In the above example, a bubbler is used as the humidifier, but a steam generator, an ultrasonic humidifier, an internal humidifier, etc. can be used together with the recycle loop in addition to the bubbler. Further, although not shown, if the pump 6 or 4 is driven by a conductivity type signal for detecting the dry state of the cell to control the amount of recycled reaction gas, the amount of water in the polymer electrolyte in the cell can be maintained in an optimum state. Can also

[0013]

The present invention has a cell, a reaction gas supply system, a reaction gas discharge system, a humidifier, and a recycle loop.

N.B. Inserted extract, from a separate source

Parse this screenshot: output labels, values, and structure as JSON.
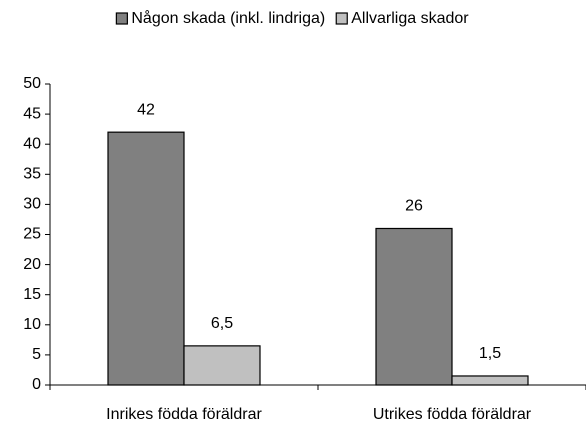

The cell is a solid polymer electrolyte membrane with an anode and a cathode. The gas supply system supplies the reaction gas to the cell through the humidifier, the reaction gas discharge system discharges the reaction gas that has passed through the cell, and the recycle loop is the reaction of the discharged reaction gas discharge system. It is a circuit that returns gas to the cell again, and a humidifier is provided in the loop.Since the humidifier adds water vapor to the reaction gas, the solid polymer electrolyte is always kept in a wet state and stable battery operation is possible. It will be possible. Further, in the battery of the present invention, the total amount of the reaction gas passing through the cell can be made larger than that in the conventional battery, so that the equidistributed property of the reaction gas can be improved, and further the temperature distribution inside the cell can be improved. Can be smaller.

[Brief description of drawings]

FIG. 1 is a layout view showing a solid polymer electrolyte fuel cell according to an embodiment of the present invention.

FIG. 2 is a layout view showing a conventional solid polymer electrolyte fuel cell.

[Explanation of symbols]

 1 Anode 2 Solid Polymer Electrolyte 3 Cathode 4 Pump 5 Humidifier 6 Pump 7 Recycle Loop 8 Recycle Loop 9 Reactive Gas Exhaust System 10 Reactive Gas Exhaust System 11 Reactive Gas Supply System 12 Reactive Gas Supply System

Claims (3)

[Claims] 1. A cell comprising a cell, a reaction gas supply system, a reaction gas discharge system, a humidifier, and a recycle loop, wherein the cell comprises a solid polymer electrolyte membrane and an anode and a cathode. The gas supply system supplies the reaction gas to the cell via the humidifier, the reaction gas discharge system discharges the reaction gas that has passed through the cell, and the recycle loop the reaction of the discharged reaction gas discharge system. A solid polymer electrolyte fuel cell characterized in that it is a circuit for returning gas to the cell again, and a humidifier is provided in the loop, and the humidifier adds water vapor to the reaction gas. 2. The solid polymer electrolyte fuel cell according to claim 1, wherein the humidifier is a bubbler. 3. The solid polymer electrolyte fuel cell according to claim 1, wherein the humidifier in the reaction gas supply system and the humidifier in the recycle loop are the same.